Logistic Regression Performance:
Accuracy: 0.8045
Precision: 0.7826
Recall: 0.7297
F1-score: 0.7552

Decision Tree Performance:
Accuracy: 0.7877
Precision: 0.7368
Recall: 0.7568
F1-score: 0.7467

Random Forest Performance:
Accuracy: 0.8324
Precision: 0.8056
Recall: 0.7838
F1-score: 0.7945


## Summary:

### Data Analysis Key Findings
*   The data was split into training and testing sets with a test size of 20%.
*   Three classification models (Logistic Regression, Decision Tree, and Random Forest) were trained on the training data.
*   The Random Forest model achieved the highest performance on the testing data with an Accuracy of 0.8324, Precision of 0.8056, Recall of 0.7838, and F1-score of 0.7945.
*   Logistic Regression also performed well, with an Accuracy of 0.8045, Precision of 0.7826, Recall of 0.7297, and F1-score of 0.7552.
*   The Decision Tree model showed slightly lower performance compared to the other two models, with an Accuracy of 0.7877, Precision of 0.7368, Recall of 0.7568, and F1-score of 0.7467.

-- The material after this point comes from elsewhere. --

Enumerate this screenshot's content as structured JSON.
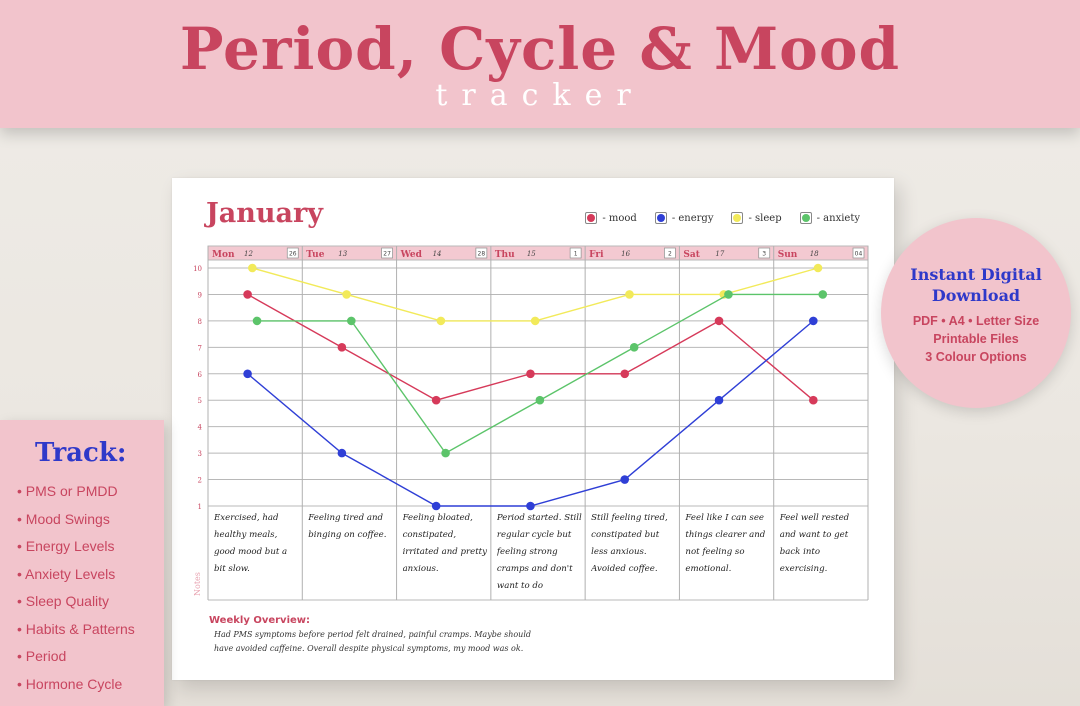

### Insights or Next Steps
*   The Random Forest model appears to be the most promising for predicting survival based on the evaluated metrics.
*   Further analysis could involve hyperparameter tuning for the Random Forest model to potentially improve its performance, or exploring other advanced classification algorithms.